NAIR: Apple has $111 billion in overseas profits in foreign accounts. G.E., $110 billion. Microsoft, $76 billion. And Pfizer is at $69 billion. By one estimate, Apple would owe Uncle Sam more than $36 billion.

Today's Burger King deal was financed with $3 billion from Warren Buffett's Berkshire Hathaway, but Maurice, a lot of people are pointing out that Buffet has long held a position that corporations should not get any tax breaks.

DUBOIS: Vanita Nair, thank you.


08/27 Today
7:17 AM ET

TAMRON HALL: Well, a beef has quickly developed over Burger King's decision to buy Canada's most popular coffee and doughnut chain, Tim Hortons. The eleven billion dollar deal includes plans to move Burger King's headquarters north of the border and that has some customers, even a U.S. senator, threatening to boycott. NBC's John Yang is in Chicago with the latest. John, good morning.

[ON-SCREEN HEADLINE: Burger King Backlash; Consumer Outrage Over Chain's Move to Canada]

JOHN YANG: Good morning, Tamron. They may not be adding Canadian bacon to the Whopper, but just the idea of moving the headquarters to Canada has some once-loyal Burger King subjects ready to revolt.

A whopper of a deal. Burger King's eleven billion dollar Warren Buffett backed purchase of Tim Hortons of Canada. And a whopper of a controversy, because the combined company will be headquartered in Canada. On Burger King's Facebook page, nearly 5,000 posts, most critical. "You abandon the America that made you and we will abandon you." "Move all your stores to Canada and let them support you."

Burger King tried to cool the flame-grilled controversy, saying the move "is not tax driven." The company "will continue to pay all our federal, state and local U.S. taxes." "The WHOPPER isn't going anywhere." But the parent company's corporate taxes will be paid in Canada, where rates are lower than in the U.S.

MARC CAIRA [CEO, TIM HORTONS]: Burger King pays for taxes in the U.S. Tim Hortons pays their taxes in Canada. This new holding company we're going to create will obviously pay their taxes in Canada. This is not a tax story.

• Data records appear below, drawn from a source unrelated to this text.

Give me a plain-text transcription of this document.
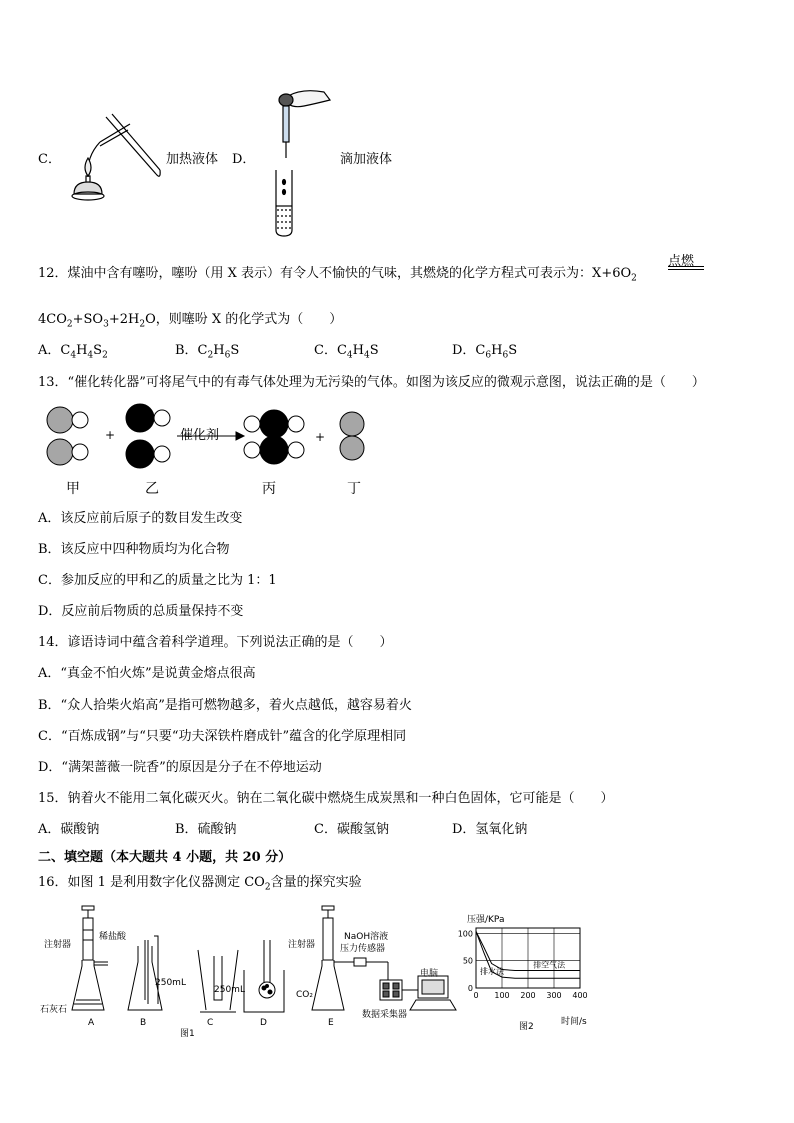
C．	加热液体 D．	滴加液体
12．煤油中含有噻吩，噻吩（用 X 表示）有令人不愉快的气味，其燃烧的化学方程式可表示为：$X+6O_2$
点燃
$4CO_2+SO_3+2H_2O$，则噻吩 X 的化学式为（　　）
A．$C_4H_4S_2$	B．$C_2H_6S$	C．$C_4H_4S$	D．$C_6H_6S$
13．“催化转化器”可将尾气中的有毒气体处理为无污染的气体。如图为该反应的微观示意图，说法正确的是（　　）
+	+
催化剂
甲	乙	丙	丁
A．该反应前后原子的数目发生改变
B．该反应中四种物质均为化合物
C．参加反应的甲和乙的质量之比为 1：1
D．反应前后物质的总质量保持不变
14．谚语诗词中蕴含着科学道理。下列说法正确的是（　　）
A．“真金不怕火炼”是说黄金熔点很高
B．“众人拾柴火焰高”是指可燃物越多，着火点越低，越容易着火
C．“百炼成钢”与“只要“功夫深铁杵磨成针”蕴含的化学原理相同
D．“满架蔷薇一院香”的原因是分子在不停地运动
15．钠着火不能用二氧化碳灭火。钠在二氧化碳中燃烧生成炭黑和一种白色固体，它可能是（　　）
A．碳酸钠	B．硫酸钠	C．碳酸氢钠	D．氢氧化钠
二、填空题（本大题共 4 小题，共 20 分）
16．如图 1 是利用数字化仪器测定 $CO_2$含量的探究实验
注射器
稀盐酸
石灰石
250mL
250mL
注射器
NaOH溶液
压力传感器
CO₂
电脑
数据采集器
A	B	C	D	E
图1
压强/KPa
100
50
0
0 100 200 300 400
排空气法
排水法
时间/s
图2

YANG: Some posts cheered the move. "Going to eat at BK more now for sticking it to the U.S. government." "Good business decision...go to BK today and have it your way." One even joked, "Can y'all take Justin Bieber with you?"

Burger King has never toppled McDonald's from the fast food throne. Lately, competition is heating up with Taco Bell and KFC. Especially fierce, the fast-growing breakfast market. In Canada, eight out of every ten cups of coffee sold are from Tim Hortons. And that could give Burger King a big breakfast boost.

SHAWN PREZ [MARKETING EXPERT]: This could essentially move them up about, I don't know, ten extra percent, getting them closer to McDonald's.

YANG: If Canadian regulators approve the deal, this will create the third biggest fast food chain in the world, behind McDonald's and KFC. Tamron.

HALL: Alright, John. Thank you very much.